The US Food and Drug Administration (FDA) has advised cardiac device users to avoid EAS systems, but manufacturers have created sleeves for retailers to cover traditional pedestal systems with advertising, and new systems are hidden under floors, in walls and in doors.

“We tell patients, ‘don’t linger, don’t lean’, but that advice is hard to follow when systems are invisible,” Dr Rod Gimbel, an electrophysiologist at Case Western Reserve University, said at CARDIOSTIM-EHRA EUROPACE 2016.

“To make matters worse, advertising draws patients closer to the pedestals.

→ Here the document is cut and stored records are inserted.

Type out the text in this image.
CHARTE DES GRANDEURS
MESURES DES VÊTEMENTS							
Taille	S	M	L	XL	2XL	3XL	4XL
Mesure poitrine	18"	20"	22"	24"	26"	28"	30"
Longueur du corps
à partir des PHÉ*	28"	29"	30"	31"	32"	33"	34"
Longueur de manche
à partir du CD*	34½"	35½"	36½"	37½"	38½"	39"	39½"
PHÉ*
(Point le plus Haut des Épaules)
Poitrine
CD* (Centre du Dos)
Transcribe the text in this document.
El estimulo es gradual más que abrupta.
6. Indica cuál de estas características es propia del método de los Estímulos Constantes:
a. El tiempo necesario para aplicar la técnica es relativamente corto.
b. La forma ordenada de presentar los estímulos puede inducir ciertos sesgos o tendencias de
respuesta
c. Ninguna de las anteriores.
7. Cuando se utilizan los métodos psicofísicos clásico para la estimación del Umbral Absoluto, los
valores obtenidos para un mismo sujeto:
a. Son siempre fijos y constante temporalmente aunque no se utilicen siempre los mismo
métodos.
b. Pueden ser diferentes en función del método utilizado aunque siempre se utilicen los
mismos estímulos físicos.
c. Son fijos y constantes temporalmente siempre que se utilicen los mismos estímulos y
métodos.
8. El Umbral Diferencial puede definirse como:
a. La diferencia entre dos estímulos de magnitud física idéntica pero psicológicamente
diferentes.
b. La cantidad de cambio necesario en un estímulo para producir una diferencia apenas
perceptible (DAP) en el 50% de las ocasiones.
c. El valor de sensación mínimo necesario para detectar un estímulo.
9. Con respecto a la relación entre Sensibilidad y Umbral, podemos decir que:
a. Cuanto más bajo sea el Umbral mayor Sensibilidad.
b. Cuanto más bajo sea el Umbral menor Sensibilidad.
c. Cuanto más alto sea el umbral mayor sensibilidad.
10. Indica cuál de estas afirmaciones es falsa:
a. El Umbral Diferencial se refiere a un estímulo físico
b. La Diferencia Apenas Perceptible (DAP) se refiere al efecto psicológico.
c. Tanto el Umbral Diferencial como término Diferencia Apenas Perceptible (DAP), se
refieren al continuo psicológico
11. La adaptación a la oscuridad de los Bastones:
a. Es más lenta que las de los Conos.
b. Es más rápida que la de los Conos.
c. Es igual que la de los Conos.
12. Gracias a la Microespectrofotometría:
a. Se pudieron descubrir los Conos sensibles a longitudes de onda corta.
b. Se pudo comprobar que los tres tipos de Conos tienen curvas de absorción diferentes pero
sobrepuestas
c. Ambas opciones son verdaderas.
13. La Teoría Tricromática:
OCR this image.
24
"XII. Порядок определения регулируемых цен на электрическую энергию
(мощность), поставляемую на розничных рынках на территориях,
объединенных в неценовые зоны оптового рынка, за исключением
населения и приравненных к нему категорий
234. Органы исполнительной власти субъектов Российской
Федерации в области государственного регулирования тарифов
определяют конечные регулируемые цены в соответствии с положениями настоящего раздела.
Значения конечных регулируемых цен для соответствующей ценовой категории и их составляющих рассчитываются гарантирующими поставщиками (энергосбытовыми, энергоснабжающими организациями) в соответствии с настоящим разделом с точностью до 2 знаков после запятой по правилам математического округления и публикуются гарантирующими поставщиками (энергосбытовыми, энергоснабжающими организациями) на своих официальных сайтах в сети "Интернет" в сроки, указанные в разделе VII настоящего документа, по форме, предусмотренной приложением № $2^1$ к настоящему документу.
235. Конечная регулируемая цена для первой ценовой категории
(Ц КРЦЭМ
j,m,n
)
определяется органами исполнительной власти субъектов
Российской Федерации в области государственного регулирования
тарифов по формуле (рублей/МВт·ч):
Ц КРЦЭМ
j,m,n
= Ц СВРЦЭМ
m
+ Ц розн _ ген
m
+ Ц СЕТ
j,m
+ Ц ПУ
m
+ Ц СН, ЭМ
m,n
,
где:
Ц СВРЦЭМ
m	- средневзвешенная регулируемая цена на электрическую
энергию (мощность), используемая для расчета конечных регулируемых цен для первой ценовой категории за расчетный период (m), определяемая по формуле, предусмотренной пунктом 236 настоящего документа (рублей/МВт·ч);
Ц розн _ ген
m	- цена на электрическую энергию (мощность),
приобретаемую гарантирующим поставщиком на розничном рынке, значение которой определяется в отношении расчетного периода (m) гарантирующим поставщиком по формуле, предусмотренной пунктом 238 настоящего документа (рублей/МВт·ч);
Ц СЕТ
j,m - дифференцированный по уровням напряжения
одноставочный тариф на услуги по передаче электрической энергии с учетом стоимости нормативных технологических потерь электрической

Some shops have placed camouflaged pedestals next to a chair or in a checkout line, so patients may be next to them for some time, and sofas are put on top of underfloor systems, encouraging patients to sit for long periods.”

Georgia Tech Research Institute (GTRI) researchers tested pacemakers and ICDs against three types of EAS systems: pedestals, door-frame/in-wall and underfloor systems.

They found that the pedestal systems interfered with cardiac device functioning, particularly when the devices were in close proximity and lingered. Devices programmed for unipolar sensing had the most interactions, which included prolonged inhibition of pacing and inappropriate ICD therapy. Devices programmed with bipolar sensing showed fewer interactions but unintentional shocks and other inappropriate tachycardia therapy was observed.

“Significant interactions occurred with nearly all the pacemakers and ICDs when the robot closely faced the EAS system and the device lead loop was parallel to the EAS system loop. Facing or having your back to an EAS pedestal or a toddler with a pacemaker crawling over a subfloor system is of particular concern,” said Professor Robert Stevenson, co-author of the study and senior scientist at Greatbatch Medical.

Wall/door-frame systems did not interfere with the devices. Underfloor systems did not interfere when the device was flat or at a 30° angle from vertical. “We know from the physics that at 90° (this is when the patient’s chest is close and parallel to the floor) we would likely have serious interactions. Further testing is needed to find out when the angle becomes dangerous. I suspect it will be about 45°. This angle could occur with a patient really slouching in a chair for example,” said Professor Stevenson.

“Electronic anti-theft systems are a part of everyday life, with more than 800,000 pedestals alone installed worldwide. Patients are safe if they walk at a constant pace through the system. EAS gates that are obscured with advertising or goods for sale, or hidden in the floor with couches or chairs adjacent, are a serious concern and EAS manufacturers have a responsibility to ensure that retailers install them in such a way that they are visible and well marked.”